FIG. 6 corresponds to FIG. 4 that shows a probability distribution when the KL divergence described above is calculated as a degree of change. As a degree of change value is presented, the user can know the degree of change in power consumption but does not specifically know what change has occurred. In consideration of the above, in an embodiment of the present disclosure, as illustrated in FIGS. 6 to 8 by way of example, specific changes in operation patterns are displayed in visually recognizable form.

FIG. 9 illustrates an example of display in which a degree of change for each facility is given in bar graph form. The user who refers to the graph illustrated in FIG. 9 can know that the operation pattern of a facility B has changed by a large amount in comparison with the previous month.

FIG. 10 illustrates an example of display in which a degree of change from the previous month is given for each facility in heat map form. The user who refers to the graph illustrated in FIG. 10 can know the degree of change in operation pattern for each facility relative to the corresponding month in the previous year.

As described above, according to an embodiment of the present disclosure, information that can assist in creating an energy conservation control plan can be presented to a user.
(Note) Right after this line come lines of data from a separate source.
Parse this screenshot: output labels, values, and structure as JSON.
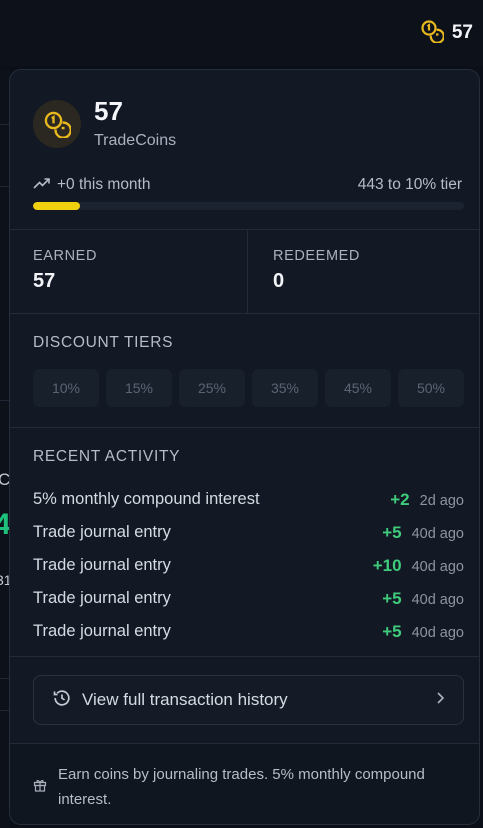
{
  "topbar": {
    "coin_count": "57",
    "coin_icon": "coins-icon"
  },
  "background_fragments": {
    "letter_c": "C",
    "big_green": "4",
    "small_digit": "31"
  },
  "summary": {
    "balance": "57",
    "unit": "TradeCoins",
    "month_change": "+0 this month",
    "next_tier_text": "443 to 10% tier",
    "progress_fraction": 0.11
  },
  "stats": {
    "earned_label": "EARNED",
    "earned_value": "57",
    "redeemed_label": "REDEEMED",
    "redeemed_value": "0"
  },
  "tiers": {
    "title": "DISCOUNT TIERS",
    "items": [
      "10%",
      "15%",
      "25%",
      "35%",
      "45%",
      "50%"
    ]
  },
  "activity": {
    "title": "RECENT ACTIVITY",
    "items": [
      {
        "label": "5% monthly compound interest",
        "amount": "+2",
        "time": "2d ago"
      },
      {
        "label": "Trade journal entry",
        "amount": "+5",
        "time": "40d ago"
      },
      {
        "label": "Trade journal entry",
        "amount": "+10",
        "time": "40d ago"
      },
      {
        "label": "Trade journal entry",
        "amount": "+5",
        "time": "40d ago"
      },
      {
        "label": "Trade journal entry",
        "amount": "+5",
        "time": "40d ago"
      }
    ]
  },
  "history_button": {
    "label": "View full transaction history"
  },
  "footer": {
    "text": "Earn coins by journaling trades. 5% monthly compound interest."
  },
  "colors": {
    "accent": "#f1d10d",
    "positive": "#3fcb7c",
    "panel": "#121824"
  }
}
As a result, the user who refers to the presented display information can take measures, such as revising an energy conservation control plan especially for a facility with a large degree of change.

REFERENCE SIGNS LIST

• • 1 CPU
  • 2 ROM
  • 3 RAM
  • 4 hard disk drive (HDD)
  • 5 network interface (IF)
  • 6 user interface (UI)
  • 7 internal bus
  • 10 energy conservation assistance apparatus
  • 11 facility operation history information obtaining unit
  • 12 event occurrence time extraction unit
  • 13 degree of change calculation unit
  • 14 display control unit
  • 20 facility management apparatus
  • 21 facility operation history information storage unit

Claims

1. A power consumption monitoring apparatus comprising a processor, the processor being configured to: refer to facility operation history information to extract occurrence times at which a predetermined event has occurred in each of a reference period and a period of interest, the reference period serving as a reference for analyzing power consumption of a facility, and the period of interest serving as a subject of analysis;calculate a degree of change in an operation pattern of the facility obtained from a distribution of the occurrence times at which the predetermined event has occurred in the period of interest, relative to an operation pattern of the facility obtained from a distribution of the occurrence times at which the predetermined event has occurred in the reference period; andoutput the calculated degree of change.
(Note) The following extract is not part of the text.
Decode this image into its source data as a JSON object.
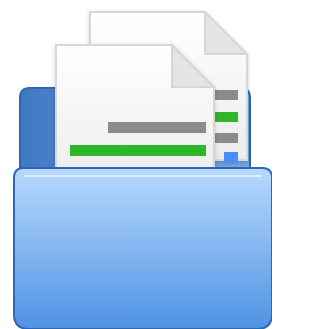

2. The power consumption monitoring apparatus according to claim 1, wherein the predetermined event is a power-on or power-off event of the facility.

3. The power consumption monitoring apparatus according to claim 1, wherein when the facility is an air conditioning facility, the predetermined event is an event that a setting of the air conditioning facility has been changed to match a predetermined occurrence condition.
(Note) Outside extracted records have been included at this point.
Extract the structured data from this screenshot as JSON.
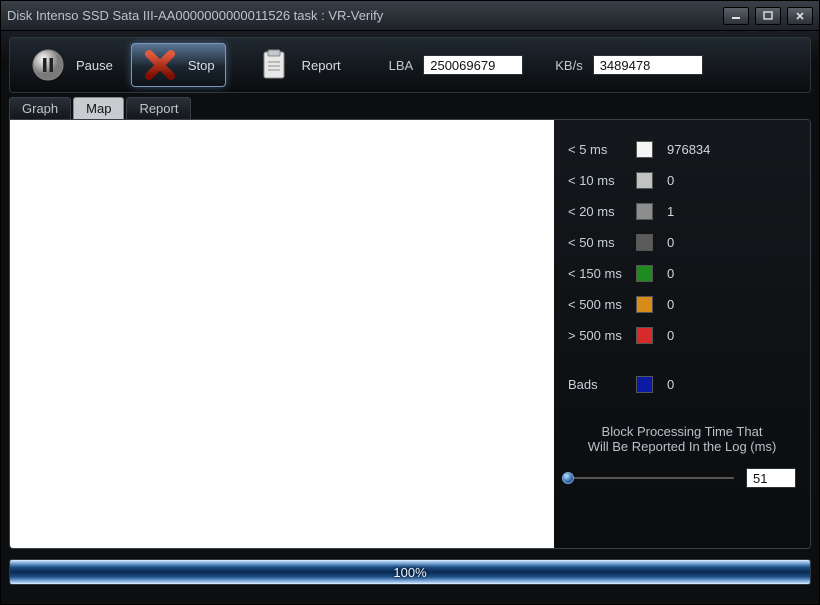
{
  "title": "Disk Intenso SSD Sata III-AA0000000000011526   task : VR-Verify",
  "toolbar": {
    "pause_label": "Pause",
    "stop_label": "Stop",
    "report_label": "Report",
    "lba_label": "LBA",
    "lba_value": "250069679",
    "kbs_label": "KB/s",
    "kbs_value": "3489478"
  },
  "tabs": {
    "graph": "Graph",
    "map": "Map",
    "report": "Report",
    "active": "map"
  },
  "legend": [
    {
      "label": "< 5 ms",
      "color": "#f5f5f5",
      "count": "976834"
    },
    {
      "label": "< 10 ms",
      "color": "#c2c2c2",
      "count": "0"
    },
    {
      "label": "< 20 ms",
      "color": "#8d8d8d",
      "count": "1"
    },
    {
      "label": "< 50 ms",
      "color": "#5b5b5b",
      "count": "0"
    },
    {
      "label": "< 150 ms",
      "color": "#1d8b1d",
      "count": "0"
    },
    {
      "label": "< 500 ms",
      "color": "#d98b1a",
      "count": "0"
    },
    {
      "label": "> 500 ms",
      "color": "#d72a2a",
      "count": "0"
    }
  ],
  "bads": {
    "label": "Bads",
    "color": "#0c1aa3",
    "count": "0"
  },
  "log_note_line1": "Block Processing Time That",
  "log_note_line2": "Will Be Reported In the Log (ms)",
  "slider_value": "51",
  "progress": {
    "percent": "100%",
    "width": "100%"
  }
}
4. The power consumption monitoring apparatus according to claim 1, wherein the processor calculates a KL divergence or a JS divergence as a degree of change.

5. The power consumption monitoring apparatus according to claim 1, wherein the processor calculates a KS test statistic or an Anderson-Darling test statistic as a degree of change.

6. The power consumption monitoring apparatus according to claim 1, wherein when multiple events are set as the predetermined event, the processor calculates a degree of change for each event and weights the degrees of change that are calculated for the respective events, to calculate a single degree of change.